In this “No Country For Old Men” thread, among several topics that were discussed, there’s an issue of how No Country may have opened a few doors for filmmakers in terms of leaving various plot/character/motivation/chronology and other such sorts of details either unexplained, unresolved, or just plain hanging, no matter how often you rewatch the movie or how much external material (such as the parent book) one goes searching through for answers.
Whether that’s true or not (and if you have thoughts on that specific issue, please go to the other thread for that) I’d like to get some thinking on movies that have marked such a turning point in how movies have been made. There’s little doubt that Citizen Kane set many standards, both technical and artistic, that are still in fashion today. Other “turning point” movies might include The Wizard of Oz for its use of color and B&W to establish different realities within the story (although it had a few predecessors in that specific sense, Wizard has probably affected more viewers than those older movies have).
In my own movie-going history, Bullitt marks the first movie I can remember where dialog was reduced to a minimum and action, facial expressions, camera work and other methods were used to advance the story. I’ve read reviews that say that the movie is a jumble, without any discernable plot, but I never felt that way the first time I saw it, and still believe it holds up well as a story.
Of course, Pulp Fiction was all the rage 10-14 years ago, with classes being taught on it, with frame-by-frame analysis of all the gimmicks and techniques Tarantino either invented or resuscitated from bygone eras.
I prefer to think that The Usual Suspects was on the cutting edge of a genre that (as far as I know) doesn’t even have a catchy name, even though quite a few movies have emulated aspects of that movie that were new to me in it.
This thread is for exploring such movies in your own experience that, for you at least, represent either a seismic shift or a quantum leap or a point of no return in the world of movie arts and sciences.
Which movies appear at a fork in the road and once you’ve taken that movie’s fork you rarely see other movies going down the other fork, or even back over the original road?

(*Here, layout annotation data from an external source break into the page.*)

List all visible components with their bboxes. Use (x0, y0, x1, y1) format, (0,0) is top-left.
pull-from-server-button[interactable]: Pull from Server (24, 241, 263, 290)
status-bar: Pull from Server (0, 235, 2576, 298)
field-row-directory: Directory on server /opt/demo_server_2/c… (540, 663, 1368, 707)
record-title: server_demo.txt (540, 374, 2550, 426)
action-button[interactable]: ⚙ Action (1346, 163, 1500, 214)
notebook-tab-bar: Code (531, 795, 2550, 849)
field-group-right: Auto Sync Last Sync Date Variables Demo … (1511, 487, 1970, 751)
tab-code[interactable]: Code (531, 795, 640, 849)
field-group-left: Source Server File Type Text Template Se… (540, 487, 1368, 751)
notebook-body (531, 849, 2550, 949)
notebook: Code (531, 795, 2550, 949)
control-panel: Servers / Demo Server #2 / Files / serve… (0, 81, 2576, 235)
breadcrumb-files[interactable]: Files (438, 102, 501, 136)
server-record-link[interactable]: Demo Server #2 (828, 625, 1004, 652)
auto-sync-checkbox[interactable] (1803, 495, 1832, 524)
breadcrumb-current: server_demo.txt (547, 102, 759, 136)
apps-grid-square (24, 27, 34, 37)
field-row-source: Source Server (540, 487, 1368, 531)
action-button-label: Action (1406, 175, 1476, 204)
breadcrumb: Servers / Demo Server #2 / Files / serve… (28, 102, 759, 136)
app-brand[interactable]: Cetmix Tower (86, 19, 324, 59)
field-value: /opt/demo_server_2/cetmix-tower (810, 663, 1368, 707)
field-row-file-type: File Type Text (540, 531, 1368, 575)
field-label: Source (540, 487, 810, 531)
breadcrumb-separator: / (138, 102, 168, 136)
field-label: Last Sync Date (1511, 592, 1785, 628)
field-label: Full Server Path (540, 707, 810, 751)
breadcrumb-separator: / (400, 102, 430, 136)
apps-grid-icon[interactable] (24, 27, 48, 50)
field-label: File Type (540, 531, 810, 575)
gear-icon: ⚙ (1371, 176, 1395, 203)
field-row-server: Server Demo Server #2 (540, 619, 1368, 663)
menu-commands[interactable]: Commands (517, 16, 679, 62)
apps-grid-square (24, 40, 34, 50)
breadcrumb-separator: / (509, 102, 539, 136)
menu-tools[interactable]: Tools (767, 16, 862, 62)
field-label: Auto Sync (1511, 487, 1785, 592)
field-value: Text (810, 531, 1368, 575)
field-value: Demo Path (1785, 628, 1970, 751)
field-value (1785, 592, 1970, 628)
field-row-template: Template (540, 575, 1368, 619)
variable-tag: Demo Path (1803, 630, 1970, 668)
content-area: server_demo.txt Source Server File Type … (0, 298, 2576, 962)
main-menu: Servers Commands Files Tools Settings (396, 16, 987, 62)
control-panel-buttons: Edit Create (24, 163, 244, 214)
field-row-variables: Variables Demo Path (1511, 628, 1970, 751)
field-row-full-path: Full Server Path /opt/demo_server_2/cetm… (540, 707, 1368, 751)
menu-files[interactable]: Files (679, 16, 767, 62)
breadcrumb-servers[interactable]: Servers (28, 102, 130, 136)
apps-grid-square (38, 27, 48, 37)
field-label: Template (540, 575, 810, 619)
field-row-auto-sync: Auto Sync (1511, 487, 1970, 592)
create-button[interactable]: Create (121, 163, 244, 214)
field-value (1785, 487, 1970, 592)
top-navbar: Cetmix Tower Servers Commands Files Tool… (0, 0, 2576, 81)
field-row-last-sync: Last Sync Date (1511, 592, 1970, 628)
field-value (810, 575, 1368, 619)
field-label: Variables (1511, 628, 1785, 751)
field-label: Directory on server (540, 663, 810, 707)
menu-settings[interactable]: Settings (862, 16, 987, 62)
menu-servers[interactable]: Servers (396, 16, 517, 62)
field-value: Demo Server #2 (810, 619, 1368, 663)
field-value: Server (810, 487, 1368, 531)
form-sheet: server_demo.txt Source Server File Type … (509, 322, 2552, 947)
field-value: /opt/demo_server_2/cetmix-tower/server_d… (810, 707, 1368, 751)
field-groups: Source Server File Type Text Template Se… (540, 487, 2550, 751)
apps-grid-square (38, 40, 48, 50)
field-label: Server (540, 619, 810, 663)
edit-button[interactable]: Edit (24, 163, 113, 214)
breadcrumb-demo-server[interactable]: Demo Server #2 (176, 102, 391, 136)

I just saw an old 1958 Gary Cooper movie (Man of the West) with Julie London, Lee J. Cobb, Jack Lord and a few other character actors of the era, that I had seen a long time ago and had remembered as being an above average (though not a Shane or High Noon) Western, and had remembered one bit of dialog along the lines of:
Cooper: I’ll go in to Lasso myself.
Cobb: Okay. Take Trout with you, then.
Cooper: I’ll go in alone.
Cobb: Being with Trout is like being alone.
As it turned out, that was about the only thing I can recommend to anybody about the movie, beyond some nice scenery and some nice Julie London. But one of the reviews mentions how this very movie may have been one of the American Westerns to have influenced Sergio Leone in the rawness of the setting and the level of violence (tame for now, edgy for then) that appeared in the Spaghetti Westerns to follow in the next few years. Who’d have thought that Man of the West might be considered as an example of what this thread is after?